CLOSE

The Major League Baseball season has officially started and here are some of the best images from a memorable first day.
USA TODAY Sports

Madison Bumgarner has long been known as a pitcher who can handle his own in the batter’s box. Now the San Francisco Giants ace has a new distinction among power-hitting pitchers: First to hit two home runs on Opening Day.

Bumgarner clubbed a pair of solo home runs in Sunday’s 6-5 loss against the Arizona Diamondbacks to become the first pitcher in baseball history with two on Opening Day.

Bumgarner hit a towering drive off D’backs starter Zack Greinke in the fifth inning. The solo home run helped San Francisco take a 3-0 lead after the top of the sixth.

According to Statcast, it was the hardest home run hit by a pitcher — at 112.5 mph exit velocity — recorded since the technology debuted in 2014. Bumgarner also has the second- and third-hardest homers by a pitcher.

He crushed another one to left off lefty Andrew Chafin in the seventh inning for his 16th career blast. Bumgarner now leads all active pitchers with his 16 home runs, and his rate is going up — he hit three last season and five in 2015.

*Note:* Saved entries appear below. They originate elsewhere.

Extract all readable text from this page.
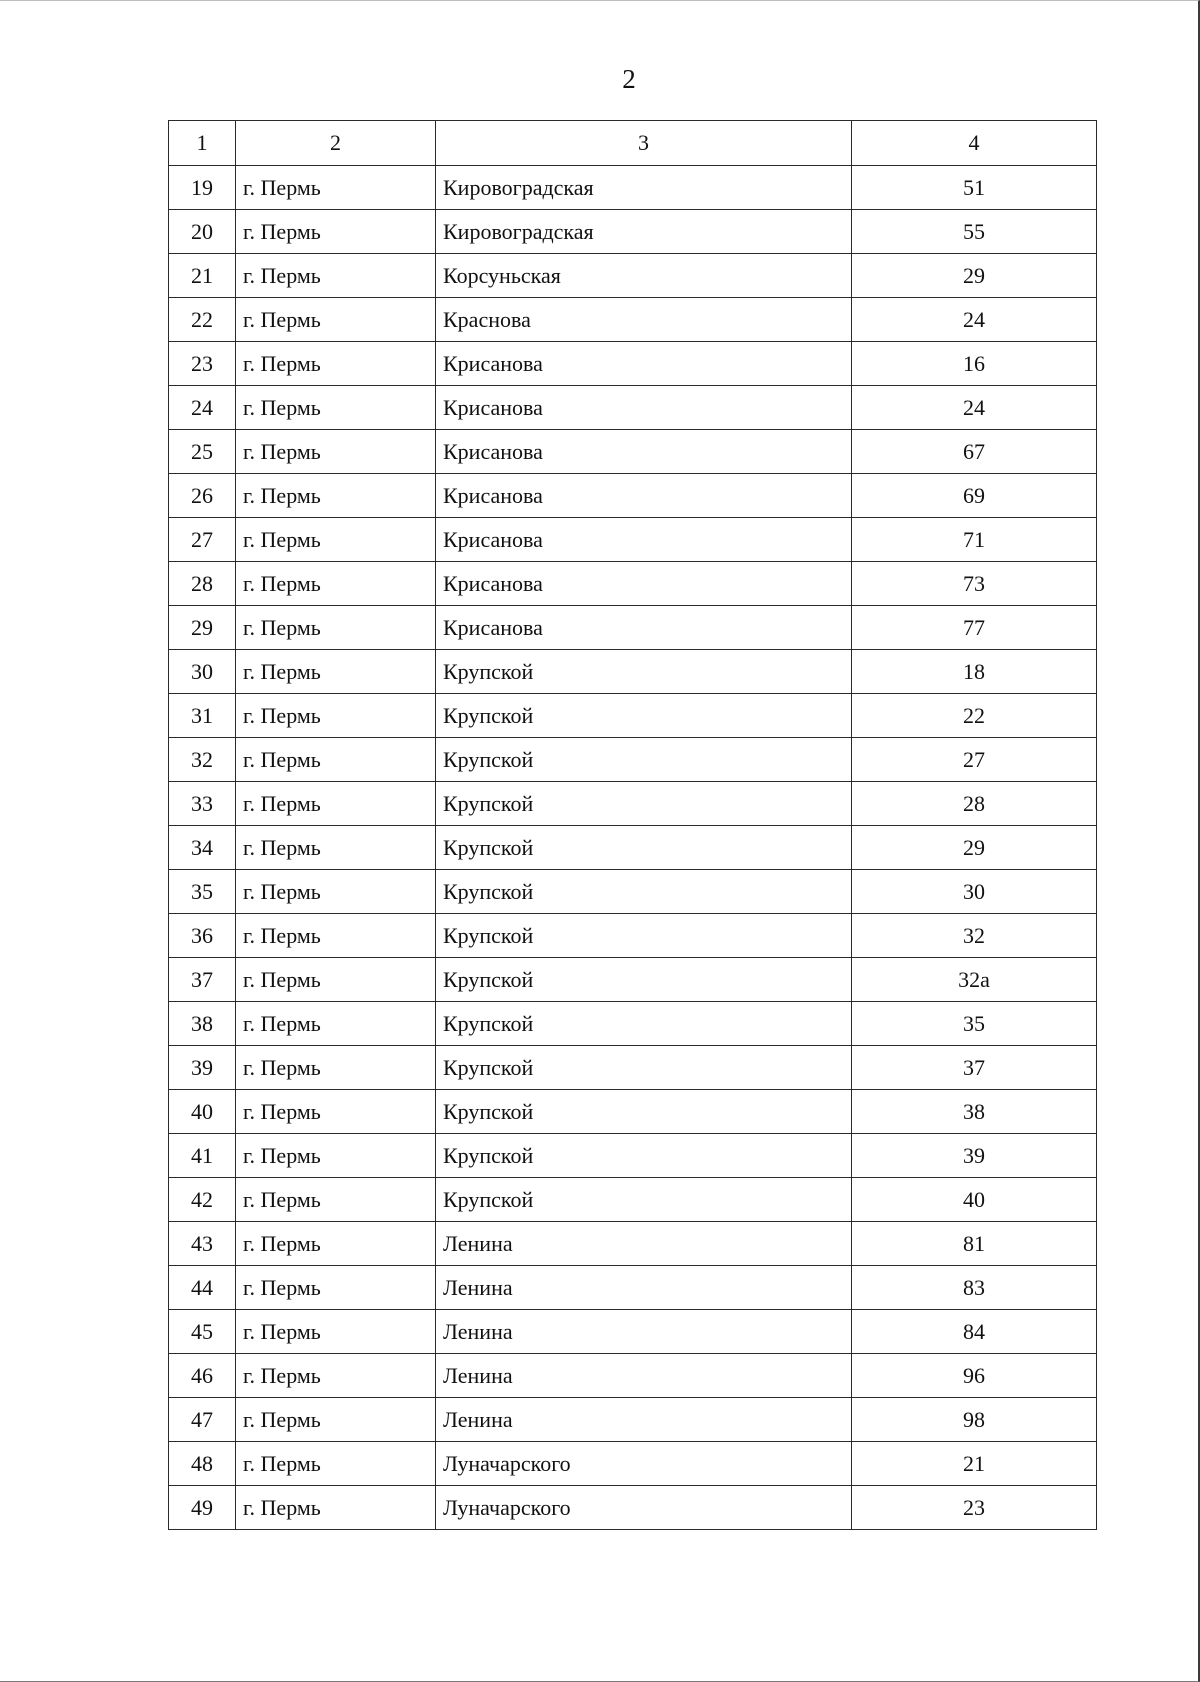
2
1	2	3	4
19	г. Пермь	Кировоградская	51
20	г. Пермь	Кировоградская	55
21	г. Пермь	Корсуньская	29
22	г. Пермь	Краснова	24
23	г. Пермь	Крисанова	16
24	г. Пермь	Крисанова	24
25	г. Пермь	Крисанова	67
26	г. Пермь	Крисанова	69
27	г. Пермь	Крисанова	71
28	г. Пермь	Крисанова	73
29	г. Пермь	Крисанова	77
30	г. Пермь	Крупской	18
31	г. Пермь	Крупской	22
32	г. Пермь	Крупской	27
33	г. Пермь	Крупской	28
34	г. Пермь	Крупской	29
35	г. Пермь	Крупской	30
36	г. Пермь	Крупской	32
37	г. Пермь	Крупской	32а
38	г. Пермь	Крупской	35
39	г. Пермь	Крупской	37
40	г. Пермь	Крупской	38
41	г. Пермь	Крупской	39
42	г. Пермь	Крупской	40
43	г. Пермь	Ленина	81
44	г. Пермь	Ленина	83
45	г. Пермь	Ленина	84
46	г. Пермь	Ленина	96
47	г. Пермь	Ленина	98
48	г. Пермь	Луначарского	21
49	г. Пермь	Луначарского	23
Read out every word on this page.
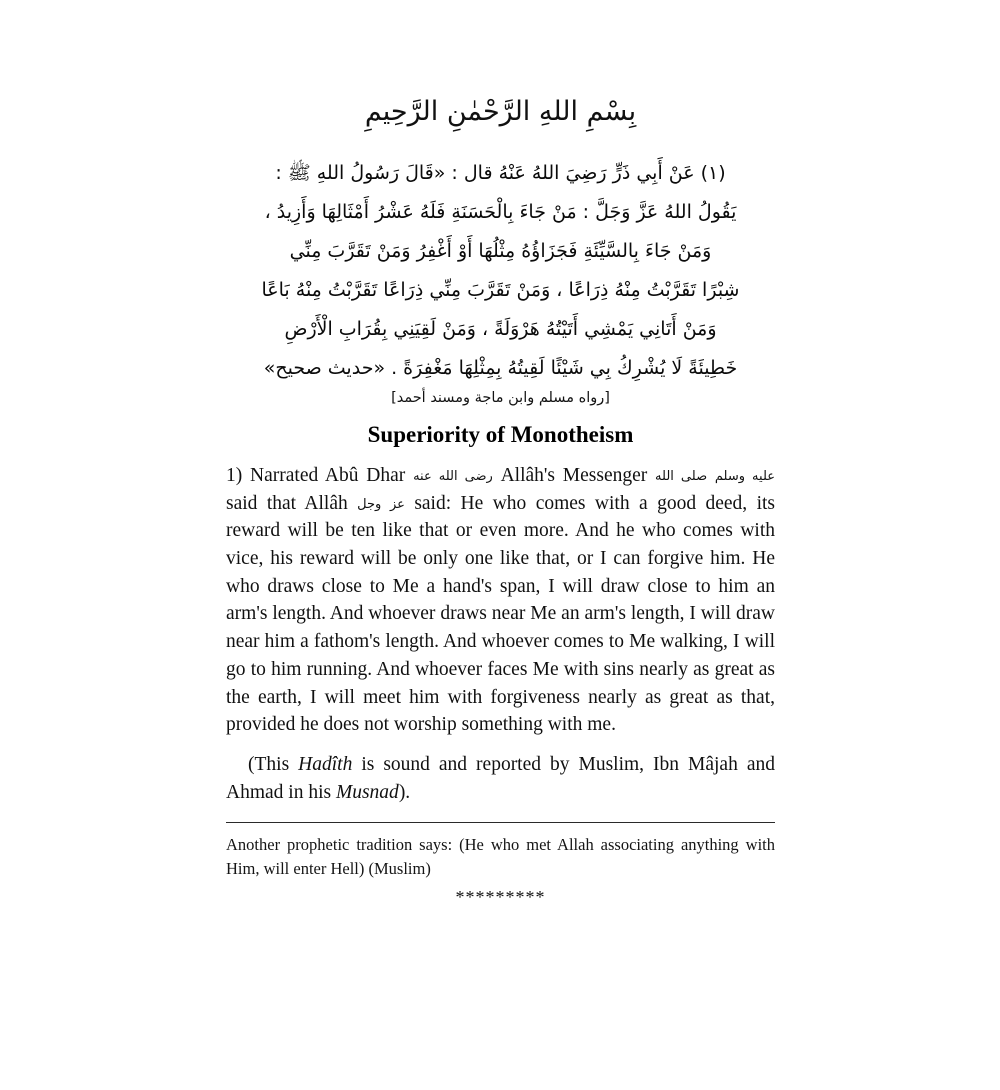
بِسْمِ اللهِ الرَّحْمٰنِ الرَّحِيمِ
(١) عَنْ أَبِي ذَرٍّ رَضِيَ اللهُ عَنْهُ قال : «قَالَ رَسُولُ اللهِ ﷺ :
يَقُولُ اللهُ عَزَّ وَجَلَّ : مَنْ جَاءَ بِالْحَسَنَةِ فَلَهُ عَشْرُ أَمْثَالِهَا وَأَزِيدُ ،
وَمَنْ جَاءَ بِالسَّيِّئَةِ فَجَزَاؤُهُ مِثْلُهَا أَوْ أَغْفِرُ وَمَنْ تَقَرَّبَ مِنِّي
شِبْرًا تَقَرَّبْتُ مِنْهُ ذِرَاعًا ، وَمَنْ تَقَرَّبَ مِنِّي ذِرَاعًا تَقَرَّبْتُ مِنْهُ بَاعًا
وَمَنْ أَتَانِي يَمْشِي أَتَيْتُهُ هَرْوَلَةً ، وَمَنْ لَقِيَنِي بِقُرَابِ الْأَرْضِ
خَطِيئَةً لَا يُشْرِكُ بِي شَيْئًا لَقِيتُهُ بِمِثْلِهَا مَغْفِرَةً . «حديث صحيح»
[رواه مسلم وابن ماجة ومسند أحمد]
Superiority of Monotheism

1) Narrated Abû Dhar رضى الله عنه Allâh's Messenger صلى الله عليه وسلم said that Allâh عز وجل said: He who comes with a good deed, its reward will be ten like that or even more. And he who comes with vice, his reward will be only one like that, or I can forgive him. He who draws close to Me a hand's span, I will draw close to him an arm's length. And whoever draws near Me an arm's length, I will draw near him a fathom's length. And whoever comes to Me walking, I will go to him running. And whoever faces Me with sins nearly as great as the earth, I will meet him with forgiveness nearly as great as that, provided he does not worship something with me.

(This Hadîth is sound and reported by Muslim, Ibn Mâjah and Ahmad in his Musnad).

Another prophetic tradition says: (He who met Allah associating anything with Him, will enter Hell) (Muslim)

*********
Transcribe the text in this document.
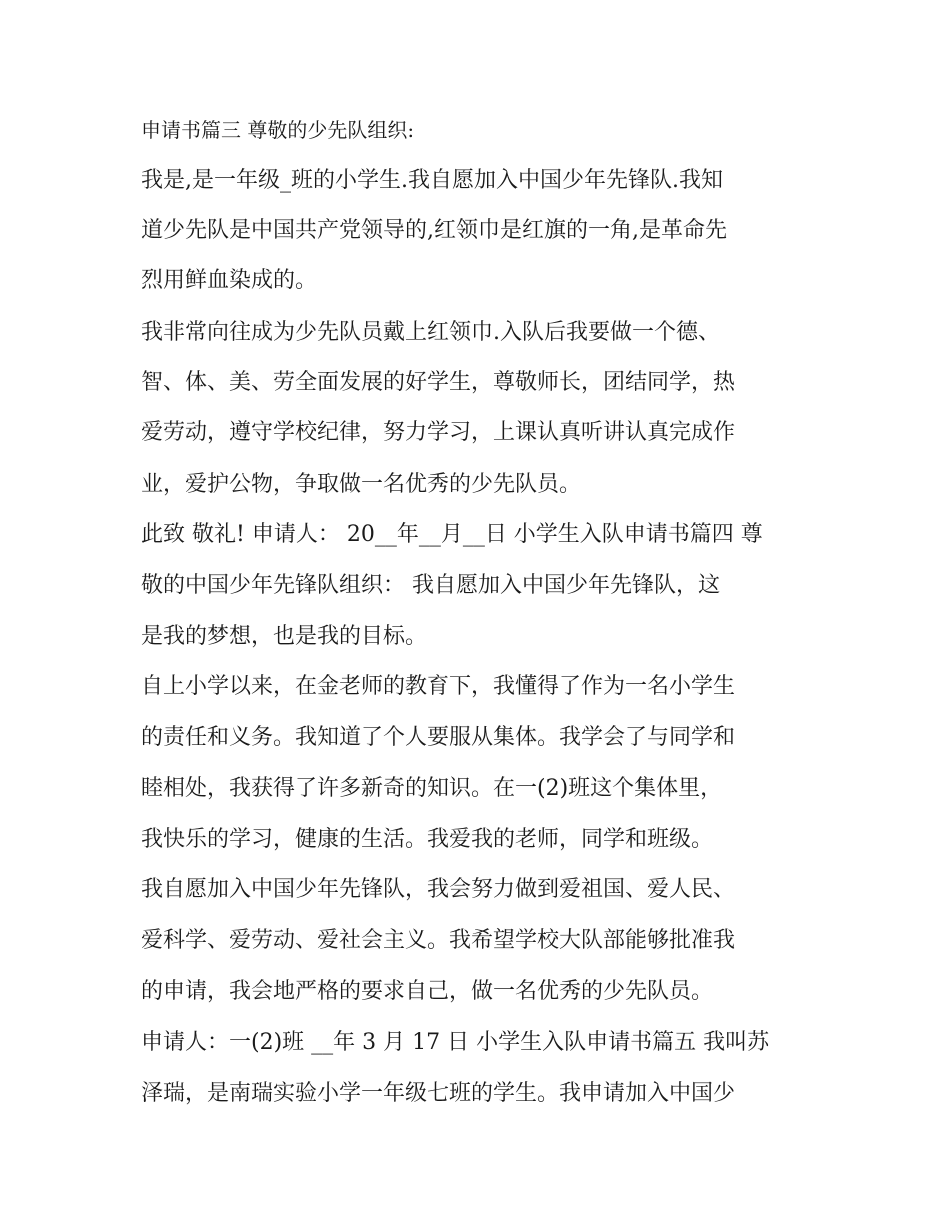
申请书篇三 尊敬的少先队组织:
我是,是一年级_班的小学生.我自愿加入中国少年先锋队.我知
道少先队是中国共产党领导的,红领巾是红旗的一角,是革命先
烈用鲜血染成的。
我非常向往成为少先队员戴上红领巾.入队后我要做一个德、
智、体、美、劳全面发展的好学生，尊敬师长，团结同学，热
爱劳动，遵守学校纪律，努力学习，上课认真听讲认真完成作
业，爱护公物，争取做一名优秀的少先队员。
此致 敬礼! 申请人： 20__年__月__日 小学生入队申请书篇四 尊
敬的中国少年先锋队组织： 我自愿加入中国少年先锋队，这
是我的梦想，也是我的目标。
自上小学以来，在金老师的教育下，我懂得了作为一名小学生
的责任和义务。我知道了个人要服从集体。我学会了与同学和
睦相处，我获得了许多新奇的知识。在一(2)班这个集体里，
我快乐的学习，健康的生活。我爱我的老师，同学和班级。
我自愿加入中国少年先锋队，我会努力做到爱祖国、爱人民、
爱科学、爱劳动、爱社会主义。我希望学校大队部能够批准我
的申请，我会地严格的要求自己，做一名优秀的少先队员。
申请人：一(2)班 __年 3 月 17 日 小学生入队申请书篇五 我叫苏
泽瑞，是南瑞实验小学一年级七班的学生。我申请加入中国少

This is the second consecutive season Bumgarner has started the year with a home run in the first week. Last year, Bumgarner launched a solo home run off of fellow Cy Young winner Clayton Kershaw to help the Giants beat the rival Dodger 3-1 in extra innings on April 9.

From the mound, Bumgarner was perfect — with seven strikeouts — through 5? innings until Arizona broke through for three runs in the sixth to tie the game. Bumgarner’s seventh-inning home run put the Giants back ahead 4-3, but they blew that one-run lead and another and lost 6-5.